Il ne fait pas nuit, malgré l’heure tardive, lorsque nous sortons du troquet. Sur le chemin du retour, je sens le poids de la chandelle me peser sur le bras gauche, surtout que Jessie James, resté au bar est absent. Je m’éclipse rapidement dès l’arrivée à l’auberge. Vingt mètres après ma fuite audacieuse mais calculée, ma tête effectue une rotation de 117 ° et ce que je présentais se produisait. Blaise inondait de mégots et de salmonelle une bouche bien innocente et somme toute assez propre. Contrat rempli. Je vais me rouler dans mon chaud duvet qui, en fait, était froid. La grive, posée à 3 m 17 cm de notre tente avait abandonné la mandoline pour se mettre à la contrebasse. Et c’est ce concert hurlant de gelure et de piaillement qui sonna le glas de ma soirée, à moi, homme seul.

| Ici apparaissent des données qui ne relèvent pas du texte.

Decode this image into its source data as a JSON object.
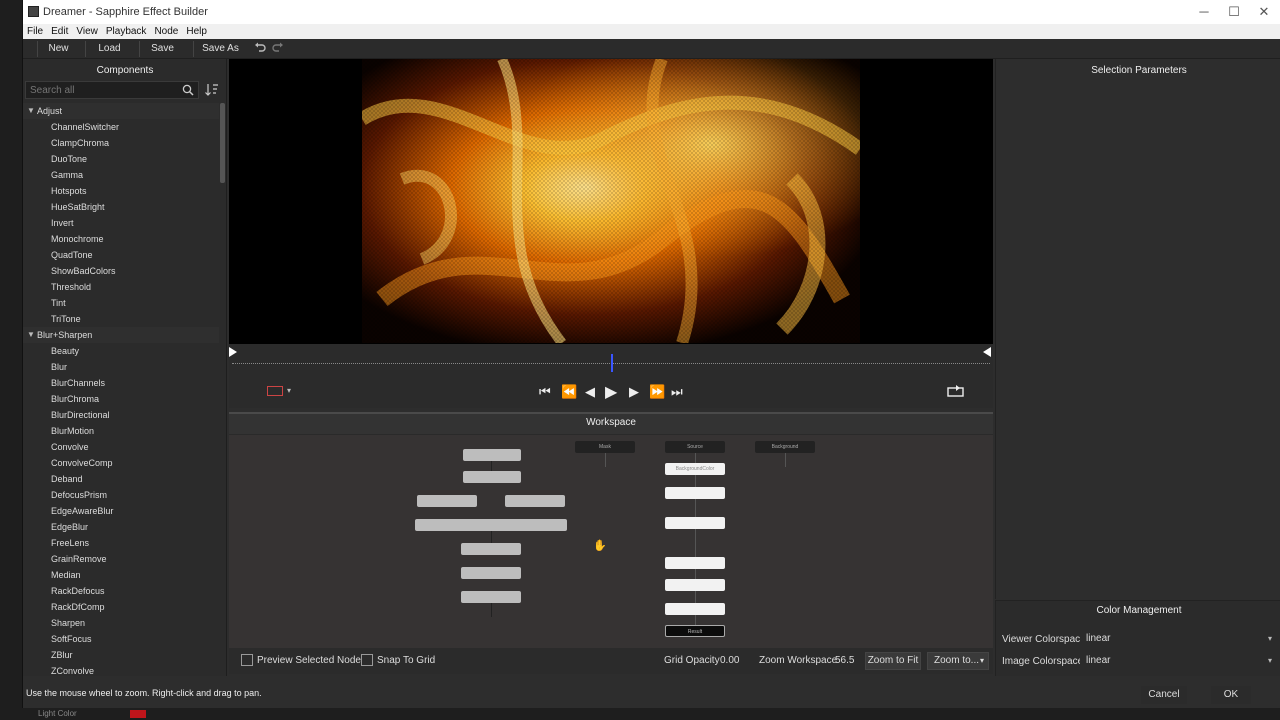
{
  "window": {
    "title": "Dreamer - Sapphire Effect Builder",
    "controls": {
      "minimize": "─",
      "maximize": "☐",
      "close": "✕"
    }
  },
  "menu": [
    "File",
    "Edit",
    "View",
    "Playback",
    "Node",
    "Help"
  ],
  "toolbar": {
    "new_label": "New",
    "load_label": "Load",
    "save_label": "Save",
    "save_as_label": "Save As"
  },
  "components": {
    "title": "Components",
    "search_placeholder": "Search all",
    "tree": [
      {
        "type": "cat",
        "label": "Adjust"
      },
      {
        "type": "item",
        "label": "ChannelSwitcher"
      },
      {
        "type": "item",
        "label": "ClampChroma"
      },
      {
        "type": "item",
        "label": "DuoTone"
      },
      {
        "type": "item",
        "label": "Gamma"
      },
      {
        "type": "item",
        "label": "Hotspots"
      },
      {
        "type": "item",
        "label": "HueSatBright"
      },
      {
        "type": "item",
        "label": "Invert"
      },
      {
        "type": "item",
        "label": "Monochrome"
      },
      {
        "type": "item",
        "label": "QuadTone"
      },
      {
        "type": "item",
        "label": "ShowBadColors"
      },
      {
        "type": "item",
        "label": "Threshold"
      },
      {
        "type": "item",
        "label": "Tint"
      },
      {
        "type": "item",
        "label": "TriTone"
      },
      {
        "type": "cat",
        "label": "Blur+Sharpen"
      },
      {
        "type": "item",
        "label": "Beauty"
      },
      {
        "type": "item",
        "label": "Blur"
      },
      {
        "type": "item",
        "label": "BlurChannels"
      },
      {
        "type": "item",
        "label": "BlurChroma"
      },
      {
        "type": "item",
        "label": "BlurDirectional"
      },
      {
        "type": "item",
        "label": "BlurMotion"
      },
      {
        "type": "item",
        "label": "Convolve"
      },
      {
        "type": "item",
        "label": "ConvolveComp"
      },
      {
        "type": "item",
        "label": "Deband"
      },
      {
        "type": "item",
        "label": "DefocusPrism"
      },
      {
        "type": "item",
        "label": "EdgeAwareBlur"
      },
      {
        "type": "item",
        "label": "EdgeBlur"
      },
      {
        "type": "item",
        "label": "FreeLens"
      },
      {
        "type": "item",
        "label": "GrainRemove"
      },
      {
        "type": "item",
        "label": "Median"
      },
      {
        "type": "item",
        "label": "RackDefocus"
      },
      {
        "type": "item",
        "label": "RackDfComp"
      },
      {
        "type": "item",
        "label": "Sharpen"
      },
      {
        "type": "item",
        "label": "SoftFocus"
      },
      {
        "type": "item",
        "label": "ZBlur"
      },
      {
        "type": "item",
        "label": "ZConvolve"
      }
    ]
  },
  "workspace": {
    "title": "Workspace",
    "nodes": {
      "mask": "Mask",
      "source": "Source",
      "background": "Background",
      "background_color": "BackgroundColor",
      "result": "Result"
    },
    "preview_selected_label": "Preview Selected Node",
    "snap_to_grid_label": "Snap To Grid",
    "grid_opacity_label": "Grid Opacity",
    "grid_opacity_value": "0.00",
    "zoom_workspace_label": "Zoom Workspace",
    "zoom_workspace_value": "56.5",
    "zoom_to_fit_label": "Zoom to Fit",
    "zoom_to_label": "Zoom to..."
  },
  "selection_parameters": {
    "title": "Selection Parameters"
  },
  "color_management": {
    "title": "Color Management",
    "viewer_label": "Viewer Colorspace",
    "viewer_value": "linear",
    "image_label": "Image Colorspace",
    "image_value": "linear"
  },
  "footer": {
    "status": "Use the mouse wheel to zoom.  Right-click and drag to pan.",
    "cancel_label": "Cancel",
    "ok_label": "OK"
  },
  "host": {
    "bottom_text": "Light Color"
  }
}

Mais qu’advenait-il de Blaise, véritable dévoreur des steppes boréales telles à du gazon de type golf que possède en équilibre stygien cette jolie jeune fille. Vous m’aurez compris.
Or Blaise ne fut pas cet habile brouteur aux dents acérées et noircies. Il était homme sans local à part sa divine tente dans laquelle je me trouvais. La queue basse et la mine réjouie, il vint se coucher.